The cloud presents new challenges due to its elastic nature and openness. Infrastructure that was readily available on-premise may not be accessible to cloud-resident applications. Elasticity can also be difficult to manage when traditional applications depend on external services to function.

The first step to safely deploying applications to the cloud is policy enforcement. In cloud environments, distributed enforcement is a more difficult and pressing problem than asset management. Management systems for policy enforcement need to be distributable so that there is no single point of failure.

These systems manage mission-critical applications: if a local network becomes segmented or a cloud provider is inaccessible, the management components should be locally available on every enforcement point. Finally, enforcement points must not be tightly bound to central repositories because of latency and reliability issues in the cloud.

Policy enforcement and monitoring are absolutely essential to cloud governance. Policy enforcement technology for clouds can create secure, managed communications between legacy applications in the enterprise and new applications residing in the cloud.

Policy is not just a way of articulating and enforcing security requirements: it is the integration glue between systems. A rich policy language meets the demands of business and IT, offering both high-level contracts like SLAs and billing as well as low-level details like dynamic routing, failover and data transformation.

Deploying virtualised, distributed policy enforcement points in front of cloud applications allows organisations to protect and manage their services.
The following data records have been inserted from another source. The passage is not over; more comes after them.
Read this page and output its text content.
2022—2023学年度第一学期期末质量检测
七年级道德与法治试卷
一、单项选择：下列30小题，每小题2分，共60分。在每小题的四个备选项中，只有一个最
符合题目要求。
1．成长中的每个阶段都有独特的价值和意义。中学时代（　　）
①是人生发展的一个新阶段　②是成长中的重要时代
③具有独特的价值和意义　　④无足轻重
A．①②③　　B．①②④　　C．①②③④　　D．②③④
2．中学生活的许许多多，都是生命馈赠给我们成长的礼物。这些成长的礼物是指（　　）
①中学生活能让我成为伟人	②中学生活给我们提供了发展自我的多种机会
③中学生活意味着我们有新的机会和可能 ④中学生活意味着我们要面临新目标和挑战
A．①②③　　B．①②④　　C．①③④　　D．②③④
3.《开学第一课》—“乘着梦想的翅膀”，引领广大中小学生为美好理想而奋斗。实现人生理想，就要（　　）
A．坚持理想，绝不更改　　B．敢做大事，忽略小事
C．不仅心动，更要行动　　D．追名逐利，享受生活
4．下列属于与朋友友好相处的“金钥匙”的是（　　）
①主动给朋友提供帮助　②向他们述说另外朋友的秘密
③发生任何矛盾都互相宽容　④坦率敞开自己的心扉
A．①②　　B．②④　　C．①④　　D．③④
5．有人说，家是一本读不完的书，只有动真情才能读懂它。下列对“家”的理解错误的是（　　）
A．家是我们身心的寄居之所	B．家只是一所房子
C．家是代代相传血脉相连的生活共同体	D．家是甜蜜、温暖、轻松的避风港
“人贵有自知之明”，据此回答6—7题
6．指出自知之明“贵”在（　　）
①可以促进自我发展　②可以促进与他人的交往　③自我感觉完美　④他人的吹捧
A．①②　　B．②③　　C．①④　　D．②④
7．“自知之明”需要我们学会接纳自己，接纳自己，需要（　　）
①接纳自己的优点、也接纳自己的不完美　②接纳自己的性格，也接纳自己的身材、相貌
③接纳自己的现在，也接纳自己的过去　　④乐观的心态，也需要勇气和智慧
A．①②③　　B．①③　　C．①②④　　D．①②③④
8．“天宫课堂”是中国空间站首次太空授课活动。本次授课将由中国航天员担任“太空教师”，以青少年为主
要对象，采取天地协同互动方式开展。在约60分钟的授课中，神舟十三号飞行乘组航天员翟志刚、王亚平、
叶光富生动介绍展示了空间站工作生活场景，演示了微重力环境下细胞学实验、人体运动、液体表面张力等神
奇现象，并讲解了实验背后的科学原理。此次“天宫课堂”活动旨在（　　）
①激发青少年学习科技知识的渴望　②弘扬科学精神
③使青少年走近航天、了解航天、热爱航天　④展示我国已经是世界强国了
Application-level policy enforcement gives fine-grained access control and in-depth understanding of use patterns of actual services instead of virtual machines.

Not only does this protect data and applications from unauthorised use, it also ensures that the distribution of requests to virtualised application instances is properly managed.

Although the cloud presents challenges, it also presents significant benefits, including reduced costs and increased flexibility. Before embracing cloud computing, it is critical that organisations have policies in place to govern and migrate their applications. Applying technology we’ve learned from SOA – such as bundling applications and dependencies – is the first step to making the move to the cloud.